Countless books have been written on the subject. It is very hard to condense theories about anti-Semitism, which has been called the world's most enduring social pathology, into a few sentences.
At the end of the day, anti-Semitism is an irrational force. Jews as a collective body become a convenient scapegoat for whatever the ills of the day are.
If you don't like capitalism, blame the Jews. If you don't like socialism, blame the Jews. If you don't like communism, blame the Jews. If modernity makes you nervous, blame the Jews. If you're uneasy about globalization, blame the Jews. And so on.
In today's world, we at AJC have three major concerns.

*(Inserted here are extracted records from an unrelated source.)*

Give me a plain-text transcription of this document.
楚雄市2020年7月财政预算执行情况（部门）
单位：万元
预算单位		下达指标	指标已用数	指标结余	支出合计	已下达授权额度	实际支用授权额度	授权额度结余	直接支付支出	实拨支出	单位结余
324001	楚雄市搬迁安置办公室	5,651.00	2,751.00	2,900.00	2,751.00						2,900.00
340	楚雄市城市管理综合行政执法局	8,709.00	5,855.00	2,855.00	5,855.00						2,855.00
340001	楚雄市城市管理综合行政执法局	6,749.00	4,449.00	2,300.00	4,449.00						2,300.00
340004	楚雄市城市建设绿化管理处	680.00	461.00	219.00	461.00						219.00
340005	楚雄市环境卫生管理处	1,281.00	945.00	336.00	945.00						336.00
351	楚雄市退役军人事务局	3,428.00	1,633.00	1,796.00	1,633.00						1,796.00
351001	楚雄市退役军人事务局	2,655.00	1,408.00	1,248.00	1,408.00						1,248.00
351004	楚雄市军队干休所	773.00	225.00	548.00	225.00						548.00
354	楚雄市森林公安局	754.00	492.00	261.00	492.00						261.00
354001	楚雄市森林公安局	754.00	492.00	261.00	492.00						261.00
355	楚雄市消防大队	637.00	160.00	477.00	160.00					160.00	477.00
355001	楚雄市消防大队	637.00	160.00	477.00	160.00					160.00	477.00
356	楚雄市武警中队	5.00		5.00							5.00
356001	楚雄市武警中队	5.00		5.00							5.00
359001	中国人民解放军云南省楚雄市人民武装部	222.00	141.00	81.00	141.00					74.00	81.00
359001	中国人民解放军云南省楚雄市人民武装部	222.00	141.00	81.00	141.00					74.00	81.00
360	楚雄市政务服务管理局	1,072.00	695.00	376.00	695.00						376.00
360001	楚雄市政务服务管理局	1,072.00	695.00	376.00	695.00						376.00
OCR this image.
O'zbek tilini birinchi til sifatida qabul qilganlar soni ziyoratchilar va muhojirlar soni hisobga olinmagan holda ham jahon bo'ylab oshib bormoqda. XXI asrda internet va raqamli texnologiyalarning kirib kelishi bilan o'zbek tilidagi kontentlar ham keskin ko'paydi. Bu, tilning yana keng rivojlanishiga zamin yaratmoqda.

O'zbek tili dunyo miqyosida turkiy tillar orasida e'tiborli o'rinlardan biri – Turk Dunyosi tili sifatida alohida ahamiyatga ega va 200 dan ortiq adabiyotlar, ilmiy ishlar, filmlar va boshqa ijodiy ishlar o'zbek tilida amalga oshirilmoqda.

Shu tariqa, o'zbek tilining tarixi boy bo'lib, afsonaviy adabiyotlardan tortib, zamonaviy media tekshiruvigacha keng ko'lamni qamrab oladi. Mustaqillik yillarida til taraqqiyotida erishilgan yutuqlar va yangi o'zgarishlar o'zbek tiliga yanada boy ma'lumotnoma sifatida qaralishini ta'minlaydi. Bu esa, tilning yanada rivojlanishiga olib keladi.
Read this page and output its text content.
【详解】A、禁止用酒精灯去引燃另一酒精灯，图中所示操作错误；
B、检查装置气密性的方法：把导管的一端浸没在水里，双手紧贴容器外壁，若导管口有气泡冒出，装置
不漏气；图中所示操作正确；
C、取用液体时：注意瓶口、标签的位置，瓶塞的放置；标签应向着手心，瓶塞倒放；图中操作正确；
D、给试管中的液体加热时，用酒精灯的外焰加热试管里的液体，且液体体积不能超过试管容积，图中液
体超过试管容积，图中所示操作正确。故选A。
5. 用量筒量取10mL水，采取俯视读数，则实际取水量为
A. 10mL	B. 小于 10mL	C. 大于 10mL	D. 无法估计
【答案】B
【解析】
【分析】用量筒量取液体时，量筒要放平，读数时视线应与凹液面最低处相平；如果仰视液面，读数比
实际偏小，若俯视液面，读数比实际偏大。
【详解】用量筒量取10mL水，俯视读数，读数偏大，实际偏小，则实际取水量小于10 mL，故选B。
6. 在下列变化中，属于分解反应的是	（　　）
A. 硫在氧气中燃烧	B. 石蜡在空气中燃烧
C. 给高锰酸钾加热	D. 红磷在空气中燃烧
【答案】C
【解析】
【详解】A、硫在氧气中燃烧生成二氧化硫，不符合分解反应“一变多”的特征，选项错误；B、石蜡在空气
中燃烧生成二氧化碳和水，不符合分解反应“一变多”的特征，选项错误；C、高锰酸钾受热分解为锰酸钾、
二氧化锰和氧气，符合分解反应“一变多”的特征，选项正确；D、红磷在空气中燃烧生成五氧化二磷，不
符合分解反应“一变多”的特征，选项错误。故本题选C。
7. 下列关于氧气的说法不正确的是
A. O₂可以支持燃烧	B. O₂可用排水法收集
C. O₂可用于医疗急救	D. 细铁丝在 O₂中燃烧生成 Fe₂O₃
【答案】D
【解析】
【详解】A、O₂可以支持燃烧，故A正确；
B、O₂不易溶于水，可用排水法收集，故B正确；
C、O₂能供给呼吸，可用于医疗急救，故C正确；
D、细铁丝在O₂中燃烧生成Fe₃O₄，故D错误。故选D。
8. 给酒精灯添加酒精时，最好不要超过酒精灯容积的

First, there are those within Islam who incite hatred by preaching raw, unadulterated anti-Semitism. They invoke their religion to justify their toxic views.
Second, there are those who demonize and delegitimize Israel, calling for a world without it. Uniquely denying Jews the right to self-determination, while endorsing it for others, can be viewed as a form of anti-Semitism.
And third, the rise of extremism in some European countries, often as a reaction to rising immigration, raises concerns about either blatant or latent anti-Semitism in these ranks.
In recent years, notable progress has been achieved in the struggle against anti-Semitism. Still more needs to be done. Fighting anti-Semitism should not be viewed as a Jewish challenge alone. Rather, it ought to be seen as the responsibility for all who care about the values of democracy, mutual respect, and human dignity.